Buck, who served as the team’s coach said even though they were nervous they still managed to put on a good show.

“They were last before the show started and that hyped them up,” Buck said. “That was the best I’ve ever seen them perform,”

A preliminary step contest in New Madrid, Missouri is what led the steppers to the UniverSoul Circus.

Buck said it was a step show where they among other step teams, were judged, and whoever the judges liked best would be sent to perform at the circus.

According to Jordan, individuals from Charleston, Missouri that held the step show were the ones who paid for the tickets, and Lincoln University was responsible for chartering the bus.

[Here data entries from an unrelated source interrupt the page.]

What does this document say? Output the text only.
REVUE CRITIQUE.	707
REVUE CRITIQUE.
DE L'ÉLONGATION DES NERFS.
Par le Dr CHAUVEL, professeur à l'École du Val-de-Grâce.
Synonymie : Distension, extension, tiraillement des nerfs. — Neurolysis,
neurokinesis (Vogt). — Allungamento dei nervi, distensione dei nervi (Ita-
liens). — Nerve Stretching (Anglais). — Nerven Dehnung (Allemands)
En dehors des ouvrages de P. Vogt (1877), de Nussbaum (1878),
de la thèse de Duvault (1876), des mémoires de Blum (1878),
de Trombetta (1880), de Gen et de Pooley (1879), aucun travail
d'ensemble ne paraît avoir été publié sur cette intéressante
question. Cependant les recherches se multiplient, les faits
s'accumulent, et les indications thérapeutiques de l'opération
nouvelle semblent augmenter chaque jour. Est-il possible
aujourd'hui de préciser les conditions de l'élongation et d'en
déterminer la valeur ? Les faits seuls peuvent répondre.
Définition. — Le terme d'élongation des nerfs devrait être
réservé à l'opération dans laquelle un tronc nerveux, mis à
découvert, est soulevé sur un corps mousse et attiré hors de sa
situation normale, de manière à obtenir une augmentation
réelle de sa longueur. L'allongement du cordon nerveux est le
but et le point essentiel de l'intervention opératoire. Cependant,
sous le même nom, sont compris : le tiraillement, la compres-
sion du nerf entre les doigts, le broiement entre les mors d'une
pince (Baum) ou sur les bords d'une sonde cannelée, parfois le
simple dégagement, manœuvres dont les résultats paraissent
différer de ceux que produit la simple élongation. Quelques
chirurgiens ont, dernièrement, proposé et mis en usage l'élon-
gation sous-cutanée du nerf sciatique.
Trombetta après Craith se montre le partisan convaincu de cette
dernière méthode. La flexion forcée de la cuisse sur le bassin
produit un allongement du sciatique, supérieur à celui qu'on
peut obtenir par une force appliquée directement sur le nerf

Jordan didn’t officially gain leadership with the step team until around February. She said it was important for to be part of the step team because of her love for teaching and wanting to give back to kids.

“I really want to work with kids outside of school, and that was one of the ways that I knew I could do it,” Jordan said.

Jordan has a goal of someday starting her own after-school program.

In the practices for the circus, Buck said the team even worked with a Southeast sorority. The Tau Omicron chapter of Zeta Phi Beta Sorority Inc. helped them with their steps in the practices. In the past, the Step-Up Leadership Academy performed at the Martin Luther King Jr. Celebration Dinner and at the Out of the Darkness suicide prevention walk.